Aslan gibi ayakta kaldı...
Galatasaray gibi arması, markası, forması bu kadar büyük bir takım, aldığı sonuçlar ne olursa olsun, maçın hemen başında çok şık bir Nelsson golüyle öne geçtikten sonra bu kadar geriye...
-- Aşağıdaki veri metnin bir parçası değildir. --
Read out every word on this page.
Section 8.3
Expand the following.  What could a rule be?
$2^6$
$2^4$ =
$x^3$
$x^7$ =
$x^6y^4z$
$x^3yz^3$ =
Galatasaray gibi arması, markası, forması bu kadar büyük bir takım, aldığı sonuçlar ne olursa olsun, maçın hemen başında çok şık bir Nelsson golüyle öne geçtikten sonra bu kadar geriye çekilir mi? Oyunu ve maçı rakibe bu kadar teslim eder mi?Galatasaray maçın hemen başında bulduğu golden sonra, ilk yarının sonuna kadar Göztepe ceza alanı içine girmedi... Maçın bütün aksiyonlarını ve hücum etkinliklerini Göztepe’ye bıraktı...Koca Galatasaray takımı bu… Rakibin üstünlüğünü bu kadar kolay nasıl kabullenirsin, nasıl olur da bu kadar çaresiz görüntü verirsin... İlk yarı boyunca sadece Göztepe ataklarını izledik...Galatasaray orta sahası, Göztepe orta sahasına adeta teslim oldu... Yetmedi, kenarlardan iki bek, özellikle Berkan çok bindirdi... Sağdan Kerim geldi... Açıkçası yeni transfer Pulgar, Göztepeli oyuncular orta sahayı rüzgar gibi geçerken, o rüzgara kapılıp savruldu, hatta kayboldu...Galatasaray orta alanında Halil Dervişoğlu - Kerem Aktürkoğlu ikilisini görünce hızları ve uyumlarıyla çok iş yaparlar diye düşündüm... Hiç görünmediler... Hele Halil... İnanın, maçı anlatan spiker Yalçın Çetin, ilk yarıda bir defa “Halil“ demedi... Halil sanki buhar olup sahadan kayboldu...Sonra;...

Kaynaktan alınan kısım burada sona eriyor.